How To Bee, the debut novel from New Zealand writer Bren MacDibble, initially paints a bleak picture of life. It is set in the near future, soon after repeated environmental disasters have wreaked havoc upon the ecosystems of the world and entirely wiped out its population of bees. Young children have taken over their work of pollinating flowers, including Peony, a 9-year-old girl who scrapes a simple living as a ‘bee’ with her siblings on an Australian farm. Despite the protests of her family, one day her mother decides that Peony must move to the city in order to find a job. She tries hard to adjust to her new life and friends, but has no intention of continuing her new urban existence for any longer than necessary.
Peony is a strong and engaging lead character, who shows great resilience and determination throughout. She is an inspiration to those around her, always leading by example when faced with difficult circumstances. The huge contrasts that exist between Peony’s two lifestyles help us empathise with her impossible situation as the story progresses and we begin to realise how desperately she is fighting for control of her future.

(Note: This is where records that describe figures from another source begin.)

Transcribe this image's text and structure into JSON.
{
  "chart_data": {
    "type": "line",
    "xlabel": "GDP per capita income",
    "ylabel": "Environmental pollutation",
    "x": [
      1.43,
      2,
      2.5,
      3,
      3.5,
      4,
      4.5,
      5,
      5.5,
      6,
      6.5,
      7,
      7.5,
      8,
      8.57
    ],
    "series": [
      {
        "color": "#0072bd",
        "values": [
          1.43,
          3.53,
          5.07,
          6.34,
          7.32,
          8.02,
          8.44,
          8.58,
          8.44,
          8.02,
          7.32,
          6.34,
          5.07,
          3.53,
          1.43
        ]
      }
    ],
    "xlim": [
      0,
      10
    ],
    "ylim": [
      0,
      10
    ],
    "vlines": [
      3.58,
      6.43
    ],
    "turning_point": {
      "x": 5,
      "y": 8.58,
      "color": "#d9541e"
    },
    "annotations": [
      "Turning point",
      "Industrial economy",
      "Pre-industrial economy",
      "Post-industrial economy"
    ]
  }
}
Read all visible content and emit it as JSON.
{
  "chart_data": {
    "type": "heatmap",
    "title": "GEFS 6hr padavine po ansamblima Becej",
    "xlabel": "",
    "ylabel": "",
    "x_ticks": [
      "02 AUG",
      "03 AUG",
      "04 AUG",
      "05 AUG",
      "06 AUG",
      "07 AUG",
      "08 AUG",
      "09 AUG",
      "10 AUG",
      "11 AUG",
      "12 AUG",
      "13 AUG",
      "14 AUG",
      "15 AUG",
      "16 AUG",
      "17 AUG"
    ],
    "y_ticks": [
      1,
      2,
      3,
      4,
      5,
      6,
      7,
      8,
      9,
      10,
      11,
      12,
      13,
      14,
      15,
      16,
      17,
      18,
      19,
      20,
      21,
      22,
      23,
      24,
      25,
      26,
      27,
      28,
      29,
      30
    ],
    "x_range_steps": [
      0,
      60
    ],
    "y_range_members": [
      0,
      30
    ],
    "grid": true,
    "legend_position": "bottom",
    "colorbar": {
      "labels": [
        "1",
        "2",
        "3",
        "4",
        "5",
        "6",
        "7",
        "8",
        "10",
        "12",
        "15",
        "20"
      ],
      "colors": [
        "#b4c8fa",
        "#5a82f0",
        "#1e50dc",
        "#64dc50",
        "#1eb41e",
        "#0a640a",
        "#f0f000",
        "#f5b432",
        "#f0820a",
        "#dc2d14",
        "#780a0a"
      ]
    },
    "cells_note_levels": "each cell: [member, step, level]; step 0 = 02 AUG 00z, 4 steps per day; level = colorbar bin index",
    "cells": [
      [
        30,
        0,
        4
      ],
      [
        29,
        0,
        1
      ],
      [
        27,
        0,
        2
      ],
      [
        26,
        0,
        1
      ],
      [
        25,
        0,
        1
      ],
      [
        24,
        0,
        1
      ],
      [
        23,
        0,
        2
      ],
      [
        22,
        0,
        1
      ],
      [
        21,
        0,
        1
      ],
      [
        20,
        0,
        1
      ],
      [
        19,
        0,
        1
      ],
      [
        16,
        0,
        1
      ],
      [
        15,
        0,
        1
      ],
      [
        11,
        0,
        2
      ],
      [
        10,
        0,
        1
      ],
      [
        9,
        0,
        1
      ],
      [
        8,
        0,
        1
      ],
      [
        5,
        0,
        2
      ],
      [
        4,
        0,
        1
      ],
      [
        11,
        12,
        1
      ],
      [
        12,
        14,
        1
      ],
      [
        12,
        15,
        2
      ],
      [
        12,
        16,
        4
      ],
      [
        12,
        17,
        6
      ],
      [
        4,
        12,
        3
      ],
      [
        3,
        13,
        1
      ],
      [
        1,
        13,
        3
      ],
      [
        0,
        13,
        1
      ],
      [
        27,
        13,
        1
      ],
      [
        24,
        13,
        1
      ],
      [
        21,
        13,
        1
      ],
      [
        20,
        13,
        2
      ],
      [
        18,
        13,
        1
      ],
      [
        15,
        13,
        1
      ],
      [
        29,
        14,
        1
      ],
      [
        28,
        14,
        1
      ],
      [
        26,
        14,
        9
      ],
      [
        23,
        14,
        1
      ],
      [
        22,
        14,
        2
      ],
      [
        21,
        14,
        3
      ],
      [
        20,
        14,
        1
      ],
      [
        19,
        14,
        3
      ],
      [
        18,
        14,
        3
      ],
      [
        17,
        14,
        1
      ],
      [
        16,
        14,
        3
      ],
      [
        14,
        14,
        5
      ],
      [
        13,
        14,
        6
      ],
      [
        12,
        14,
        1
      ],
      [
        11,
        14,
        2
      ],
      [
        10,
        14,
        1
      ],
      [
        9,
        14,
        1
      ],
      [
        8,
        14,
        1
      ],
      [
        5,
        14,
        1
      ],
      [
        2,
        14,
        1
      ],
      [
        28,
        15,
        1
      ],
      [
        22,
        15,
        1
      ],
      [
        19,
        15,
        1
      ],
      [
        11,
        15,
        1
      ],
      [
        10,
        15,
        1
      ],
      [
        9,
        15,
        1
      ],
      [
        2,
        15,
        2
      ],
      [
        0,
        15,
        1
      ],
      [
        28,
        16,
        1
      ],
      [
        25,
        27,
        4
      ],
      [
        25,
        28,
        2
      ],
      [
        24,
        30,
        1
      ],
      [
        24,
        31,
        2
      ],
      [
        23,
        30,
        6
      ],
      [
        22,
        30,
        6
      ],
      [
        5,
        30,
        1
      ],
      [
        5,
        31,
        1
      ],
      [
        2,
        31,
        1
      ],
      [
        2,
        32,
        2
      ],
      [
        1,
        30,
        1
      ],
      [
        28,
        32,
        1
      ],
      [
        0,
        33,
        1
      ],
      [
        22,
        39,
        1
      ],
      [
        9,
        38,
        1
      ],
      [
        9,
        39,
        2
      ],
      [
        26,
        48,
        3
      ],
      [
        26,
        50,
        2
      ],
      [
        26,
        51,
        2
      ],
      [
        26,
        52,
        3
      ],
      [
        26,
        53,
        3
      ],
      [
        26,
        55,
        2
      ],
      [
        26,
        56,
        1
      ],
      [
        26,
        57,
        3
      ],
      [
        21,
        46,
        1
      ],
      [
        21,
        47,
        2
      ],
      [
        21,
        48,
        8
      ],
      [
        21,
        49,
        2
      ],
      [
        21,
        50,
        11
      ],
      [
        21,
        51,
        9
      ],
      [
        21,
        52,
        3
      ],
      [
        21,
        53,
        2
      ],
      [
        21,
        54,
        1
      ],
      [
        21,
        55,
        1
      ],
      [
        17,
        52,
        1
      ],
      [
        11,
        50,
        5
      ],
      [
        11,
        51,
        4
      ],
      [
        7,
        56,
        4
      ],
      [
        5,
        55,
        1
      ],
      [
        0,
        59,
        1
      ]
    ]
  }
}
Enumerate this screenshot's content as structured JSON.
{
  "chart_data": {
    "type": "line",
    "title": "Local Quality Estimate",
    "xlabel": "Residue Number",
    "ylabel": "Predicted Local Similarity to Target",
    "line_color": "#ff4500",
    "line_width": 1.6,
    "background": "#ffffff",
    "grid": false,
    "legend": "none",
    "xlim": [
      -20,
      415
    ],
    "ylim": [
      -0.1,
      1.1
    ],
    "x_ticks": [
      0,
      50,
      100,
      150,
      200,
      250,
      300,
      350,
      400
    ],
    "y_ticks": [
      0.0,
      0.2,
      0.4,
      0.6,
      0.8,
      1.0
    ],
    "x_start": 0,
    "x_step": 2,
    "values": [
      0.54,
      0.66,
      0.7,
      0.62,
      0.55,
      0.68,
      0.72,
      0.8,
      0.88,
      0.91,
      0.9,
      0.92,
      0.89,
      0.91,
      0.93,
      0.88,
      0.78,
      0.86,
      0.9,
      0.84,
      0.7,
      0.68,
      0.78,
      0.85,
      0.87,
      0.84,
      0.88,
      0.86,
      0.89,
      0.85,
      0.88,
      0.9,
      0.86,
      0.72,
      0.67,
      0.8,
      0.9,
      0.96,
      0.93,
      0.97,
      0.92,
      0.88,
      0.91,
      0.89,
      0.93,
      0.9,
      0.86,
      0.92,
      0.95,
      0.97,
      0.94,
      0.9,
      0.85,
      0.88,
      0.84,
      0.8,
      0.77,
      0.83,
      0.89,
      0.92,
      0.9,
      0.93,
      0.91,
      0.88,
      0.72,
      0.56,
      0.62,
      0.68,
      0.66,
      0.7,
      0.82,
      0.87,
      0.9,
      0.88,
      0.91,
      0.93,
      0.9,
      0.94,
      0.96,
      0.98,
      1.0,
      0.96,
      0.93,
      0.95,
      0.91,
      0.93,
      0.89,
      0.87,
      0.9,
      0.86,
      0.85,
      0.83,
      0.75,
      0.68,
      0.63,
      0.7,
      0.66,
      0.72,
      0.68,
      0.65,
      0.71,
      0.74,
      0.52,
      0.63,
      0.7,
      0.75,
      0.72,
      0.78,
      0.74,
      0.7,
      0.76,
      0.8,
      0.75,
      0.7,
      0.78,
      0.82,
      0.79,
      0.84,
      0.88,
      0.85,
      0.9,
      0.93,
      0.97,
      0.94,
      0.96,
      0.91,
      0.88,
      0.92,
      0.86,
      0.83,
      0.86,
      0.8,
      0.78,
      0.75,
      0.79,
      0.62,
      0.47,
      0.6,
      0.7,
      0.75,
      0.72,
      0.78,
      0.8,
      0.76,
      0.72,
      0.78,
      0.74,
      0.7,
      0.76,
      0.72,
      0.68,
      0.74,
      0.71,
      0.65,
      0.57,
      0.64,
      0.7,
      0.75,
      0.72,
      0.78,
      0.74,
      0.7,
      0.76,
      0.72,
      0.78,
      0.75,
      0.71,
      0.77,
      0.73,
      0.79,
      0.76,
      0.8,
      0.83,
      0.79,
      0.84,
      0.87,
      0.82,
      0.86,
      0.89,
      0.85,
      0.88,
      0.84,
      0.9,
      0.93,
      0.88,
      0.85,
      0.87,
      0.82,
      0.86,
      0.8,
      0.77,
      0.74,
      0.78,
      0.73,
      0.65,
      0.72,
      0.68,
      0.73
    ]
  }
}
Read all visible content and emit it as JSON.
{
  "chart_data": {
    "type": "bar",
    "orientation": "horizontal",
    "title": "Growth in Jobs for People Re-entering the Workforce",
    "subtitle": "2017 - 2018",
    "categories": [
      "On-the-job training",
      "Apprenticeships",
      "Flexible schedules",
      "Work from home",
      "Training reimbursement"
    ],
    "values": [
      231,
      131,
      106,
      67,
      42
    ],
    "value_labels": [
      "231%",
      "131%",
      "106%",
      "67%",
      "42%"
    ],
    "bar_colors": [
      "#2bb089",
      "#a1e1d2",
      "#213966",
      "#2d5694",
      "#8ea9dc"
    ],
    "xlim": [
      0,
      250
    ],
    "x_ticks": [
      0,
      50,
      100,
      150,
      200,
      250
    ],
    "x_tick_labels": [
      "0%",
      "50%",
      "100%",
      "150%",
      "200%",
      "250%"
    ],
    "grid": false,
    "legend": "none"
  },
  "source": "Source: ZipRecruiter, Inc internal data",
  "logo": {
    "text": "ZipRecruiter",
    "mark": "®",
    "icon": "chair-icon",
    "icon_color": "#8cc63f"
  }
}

The environmental issues covered, including the stark portrayal of the unsustainability and selfishness of lifestyles based around the high consumption of energy and resources, are particularly pertinent. Some other difficult topics are introduced, including domestic abuse towards both children and adults, which means that the book is best suited to late later junior years and early secondary years. The ending of the book is reminiscent of the conclusion of The Road by Cormac McCarthy, with the final flicker of hope just bright enough to extinguish some of the previous darkness. I thoroughly enjoyed reading How To Bee although, with its depiction of a world perhaps not too far removed from the one we are currently heading towards, it was a challenging and often emotional journey.